Lynch Law in All It Phases

   Southern horrors, edited by Jacqueline Jones Roster in 1997 is the chronic of the a courageous black woman, Ida B. Wells, an African American who achieved national and international fame as journalist, public speaker and community activist. Wells dared, through her anti-lynching campaign, to bring the unspoken of the barbarous threats of whites in the southern states of a country that claimed values of equality and dignity for all in the society. She brought to paper the untold of the black and white relationship around the question of lynching. In my blog I will focus on one passage that caught my attention.

   Wells always talked of lynching with hate and never missed an occasion to tell her readers how she felt about it. Wells expressed herself on the issue of lynching that was going on in the south of the
United States in the early 1890, but one case brought her to the true meaning of such method. Her understanding of lynching began on the morning of March 9, 1892 when the bodies of three friends of hers were found shot to pieces. Those men were not charged for rapt of white women as the practice of lynching stands for. They simply owned and operated a grocery store in competition with another one across the street, owned and operated by white men. With this lynching of leading citizens of Memphis, Wells opened her eyes on the real use of lynching and argued: “Lynching was not simply a spontaneous punishment for crimes but an act of terror perpetrated against a race of people in order to maintain power and control” (Wells 3). Wells understood that lynching didn’t need a case based on evidence of guilty but was an instinct of nature nourished by the white men to “protect themselves and preserve their supremacy over the African-American. 

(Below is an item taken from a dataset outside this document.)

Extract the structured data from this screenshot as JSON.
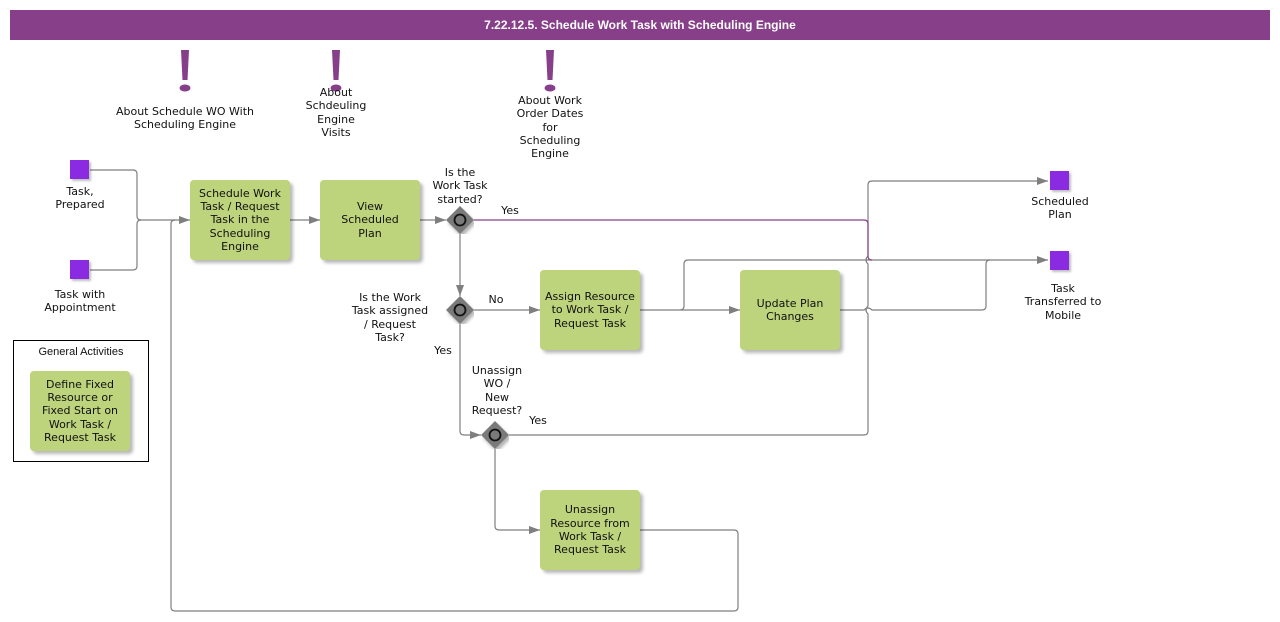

   Whites used such methods not to reinforce the penalty laws but to maintain the power and controlled the colored people lives. They kept these practices throughout the civil war in order to avoid any alliance that could affect their social and economic dominance. White men perpetrated the acts of terrors against African American with a specific goal: to prevent their extension in the society. By extension in the society, I mean their economic and social implication in the social life in the south. The white men implemented their practices by the belief that the white men must rule because it is a white men country. Therefore, under such oppression the black community would never attempt any revolt against them. Their supremacy would never be jeopardized.